At least 18 dead in the aftermath of tornadoes in the South and Midwest
On Friday night, severe storms ravaged through several Midwestern and Southern states, destroying homes and leaving thousands without power
Dozens of tornadoes ripped through the South and Midwest on Friday night and early Saturday morning, leaving an estimated 18 people dead and several injured, according to The Associated Press.
The news: There were at least 50 preliminary tornado reports recorded on Friday in at least seven states: Indiana, Alabama, Mississippi, Tennessee, Arkansas, Iowa and Wisconsin, according to CNN.
- Millions were under a tornado watch this weekend, and the storms caused destruction throughout several states, even collapsing a roof at a packed concert venue in Illinois, per The New York Times.
Details: According to USA Today, the storms left over 350,000 households without power on Saturday, and many homes and structures were left destroyed in several different states.
- In Tennessee, five freight trains were overturned, and wind speeds of up to 54 mph fanned the flames of wildfires, leading to even more evacuations in Oklahoma, per USA Today.
- NPR reported that cars were flipped, power lines were blown over and areas in Arkansas even saw golf-ball-sized hail.
- In Belvidere, Illinois, one person died and 28 were left injured after the roof of the Apollo Theater caved in on 260 concert attendees, per NPR.
Aftermath: “The damage and loss that our community suffered last night was catastrophic,” the Adamsville, Tennessee Police Department said in a Facebook post on Saturday morning.

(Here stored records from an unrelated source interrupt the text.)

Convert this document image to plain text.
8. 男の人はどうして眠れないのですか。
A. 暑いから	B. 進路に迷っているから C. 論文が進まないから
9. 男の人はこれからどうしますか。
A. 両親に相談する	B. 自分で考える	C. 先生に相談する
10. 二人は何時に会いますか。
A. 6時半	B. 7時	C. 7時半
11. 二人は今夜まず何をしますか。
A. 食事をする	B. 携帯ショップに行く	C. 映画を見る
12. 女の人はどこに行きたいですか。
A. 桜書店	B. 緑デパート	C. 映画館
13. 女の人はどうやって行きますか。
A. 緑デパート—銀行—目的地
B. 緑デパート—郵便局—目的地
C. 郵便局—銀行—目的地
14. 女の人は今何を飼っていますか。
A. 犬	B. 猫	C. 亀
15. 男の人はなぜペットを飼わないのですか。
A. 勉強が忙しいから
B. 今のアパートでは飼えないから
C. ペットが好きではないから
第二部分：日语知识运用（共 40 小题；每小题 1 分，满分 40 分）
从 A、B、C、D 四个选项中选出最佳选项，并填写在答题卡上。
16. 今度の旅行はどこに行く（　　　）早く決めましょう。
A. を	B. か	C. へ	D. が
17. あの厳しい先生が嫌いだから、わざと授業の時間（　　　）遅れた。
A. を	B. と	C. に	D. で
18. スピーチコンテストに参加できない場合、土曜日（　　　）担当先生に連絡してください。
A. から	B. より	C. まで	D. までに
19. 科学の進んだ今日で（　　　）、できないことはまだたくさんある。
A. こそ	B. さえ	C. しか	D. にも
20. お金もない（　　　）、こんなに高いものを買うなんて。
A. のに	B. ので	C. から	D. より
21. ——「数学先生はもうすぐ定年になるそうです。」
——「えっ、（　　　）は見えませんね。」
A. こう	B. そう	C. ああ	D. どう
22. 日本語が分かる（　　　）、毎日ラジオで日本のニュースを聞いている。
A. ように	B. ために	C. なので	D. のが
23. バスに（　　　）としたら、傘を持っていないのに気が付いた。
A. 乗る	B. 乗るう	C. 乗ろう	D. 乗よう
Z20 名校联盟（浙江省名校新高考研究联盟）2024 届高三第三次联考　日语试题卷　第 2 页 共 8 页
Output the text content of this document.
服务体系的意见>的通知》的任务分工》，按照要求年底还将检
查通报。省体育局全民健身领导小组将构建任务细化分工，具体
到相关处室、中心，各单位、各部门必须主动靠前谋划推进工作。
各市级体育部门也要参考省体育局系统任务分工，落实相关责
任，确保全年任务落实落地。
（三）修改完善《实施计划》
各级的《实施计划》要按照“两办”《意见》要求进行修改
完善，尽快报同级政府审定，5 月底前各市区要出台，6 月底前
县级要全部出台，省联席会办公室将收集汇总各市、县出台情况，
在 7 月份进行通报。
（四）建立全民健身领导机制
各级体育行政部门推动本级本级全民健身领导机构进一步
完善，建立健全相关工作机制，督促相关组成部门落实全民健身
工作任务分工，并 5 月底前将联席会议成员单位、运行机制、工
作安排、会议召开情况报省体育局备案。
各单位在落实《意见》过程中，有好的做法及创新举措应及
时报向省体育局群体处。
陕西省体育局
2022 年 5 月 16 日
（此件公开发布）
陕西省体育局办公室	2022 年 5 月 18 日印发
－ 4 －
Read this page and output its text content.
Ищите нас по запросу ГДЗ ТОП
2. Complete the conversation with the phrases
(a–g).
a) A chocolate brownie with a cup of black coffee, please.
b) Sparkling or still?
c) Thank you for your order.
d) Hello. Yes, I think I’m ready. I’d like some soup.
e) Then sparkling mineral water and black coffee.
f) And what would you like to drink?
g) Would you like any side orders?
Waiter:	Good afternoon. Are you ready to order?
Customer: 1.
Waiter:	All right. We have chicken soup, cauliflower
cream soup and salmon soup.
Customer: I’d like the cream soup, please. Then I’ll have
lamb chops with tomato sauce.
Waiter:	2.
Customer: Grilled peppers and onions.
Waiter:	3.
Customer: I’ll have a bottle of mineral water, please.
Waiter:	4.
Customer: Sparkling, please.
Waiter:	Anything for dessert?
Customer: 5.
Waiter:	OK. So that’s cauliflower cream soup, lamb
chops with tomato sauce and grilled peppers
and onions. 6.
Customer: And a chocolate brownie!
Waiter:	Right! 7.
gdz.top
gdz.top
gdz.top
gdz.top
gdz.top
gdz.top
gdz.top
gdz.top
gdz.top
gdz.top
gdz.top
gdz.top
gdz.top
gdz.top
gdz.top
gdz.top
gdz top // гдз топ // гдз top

- “Our hearts are indeed heavy by the loss and damages to the to the City of Little Rock caused by today’s storm. In the aftermath, we know the recovery process will be long,” said the Little Rock, Arkansas, Police Department in a press release.
- The Associated Press states that recovery is already underway in some cities, with residents and volunteer groups getting to work to clear debris.
- A school in Wynne, Arkansas, has been converted into a center for people who are seeking shelter and food, according to the NYT.